How can I integrate by parts:
$$I_{m}=\int\frac{1}{(x^2+a^2)^m}\,dx$$

I need to find a recursive form,
But I can't find the right g' and f to get this done...

I've tried
$$g'=1 \quad\,\quad\ f=\frac{1}{(x^2+a^2)^m}$$
As well as $$g' = \frac{1}{(x^2+a^2)}\quad\ →g=arctan(x/a)\ , \quad\ f=\frac{1}{(x^2+a^2)^{m-1}}$$

But on the next integral of g*f ' , I can't find any way to simplify it to Im-1 or another integration by parts that will lead somewhere.

Which g' and f should I pick for this integral then?
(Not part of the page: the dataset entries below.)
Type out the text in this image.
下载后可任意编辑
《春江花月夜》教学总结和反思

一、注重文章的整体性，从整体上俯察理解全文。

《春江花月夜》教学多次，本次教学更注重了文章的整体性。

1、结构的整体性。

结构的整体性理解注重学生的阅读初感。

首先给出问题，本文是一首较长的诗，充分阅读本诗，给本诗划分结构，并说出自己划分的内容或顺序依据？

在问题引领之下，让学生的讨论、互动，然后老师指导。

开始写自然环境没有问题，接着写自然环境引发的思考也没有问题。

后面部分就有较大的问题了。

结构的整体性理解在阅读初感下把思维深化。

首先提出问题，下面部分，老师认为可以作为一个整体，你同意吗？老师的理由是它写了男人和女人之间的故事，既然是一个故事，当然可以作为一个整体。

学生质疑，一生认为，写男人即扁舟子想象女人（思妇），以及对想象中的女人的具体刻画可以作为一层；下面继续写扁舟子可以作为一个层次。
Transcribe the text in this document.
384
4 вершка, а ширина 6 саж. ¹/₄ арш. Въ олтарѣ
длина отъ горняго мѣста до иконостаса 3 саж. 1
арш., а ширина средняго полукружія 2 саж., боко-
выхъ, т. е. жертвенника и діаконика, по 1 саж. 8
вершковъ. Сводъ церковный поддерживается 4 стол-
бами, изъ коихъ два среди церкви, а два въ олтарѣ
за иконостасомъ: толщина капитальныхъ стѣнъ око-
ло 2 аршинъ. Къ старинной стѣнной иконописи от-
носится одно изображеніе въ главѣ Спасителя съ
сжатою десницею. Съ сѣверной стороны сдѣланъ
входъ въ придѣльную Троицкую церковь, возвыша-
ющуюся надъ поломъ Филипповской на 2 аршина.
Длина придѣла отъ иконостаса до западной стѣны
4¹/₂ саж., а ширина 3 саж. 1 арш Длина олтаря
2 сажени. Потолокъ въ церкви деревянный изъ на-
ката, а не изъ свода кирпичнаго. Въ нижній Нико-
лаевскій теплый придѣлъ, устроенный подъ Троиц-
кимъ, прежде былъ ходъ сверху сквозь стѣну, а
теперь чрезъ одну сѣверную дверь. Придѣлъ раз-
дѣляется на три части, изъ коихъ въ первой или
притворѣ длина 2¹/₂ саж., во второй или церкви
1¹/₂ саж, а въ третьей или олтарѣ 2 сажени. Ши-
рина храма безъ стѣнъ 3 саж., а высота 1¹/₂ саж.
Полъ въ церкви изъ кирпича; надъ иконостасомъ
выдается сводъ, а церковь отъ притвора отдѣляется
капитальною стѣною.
Thanks in advance..

Last edited: Jan 31, 2012
2. Jan 31, 2012

### tiny-tim

welcome to pf!

hi oferon! welcome to pf!

(btw, your english is fine … on this post at least )

(i haven't tried it myself , but …)

my guess is that the trick is to write it (x2 + a2)/(x2 + a2)m+1,

and then use x as f or g

3. Jan 31, 2012

### oferon

Which "x" do you reffer to saying "and then use x as f or g" ?

I've tried the trick you suggested using:

$$g'=x^2+a^2 \quad\, \quad\ f=\frac{1}{(x^2+a^2)^{m+1}}$$

but all I get is:

$$\frac{arctan(\frac{x}{a})}{(x^2+a^2)^{m+1}} - ∫arctan(\frac{x}{a})*\frac{-2x(m+1)}{(x^2+a^2)^{m+2}}$$

And now I'm stuck all over again..

4. Jan 31, 2012

### tiny-tim

hi oferon!

hint: x2/(x2 + a2) = x(x/(x2 + a2))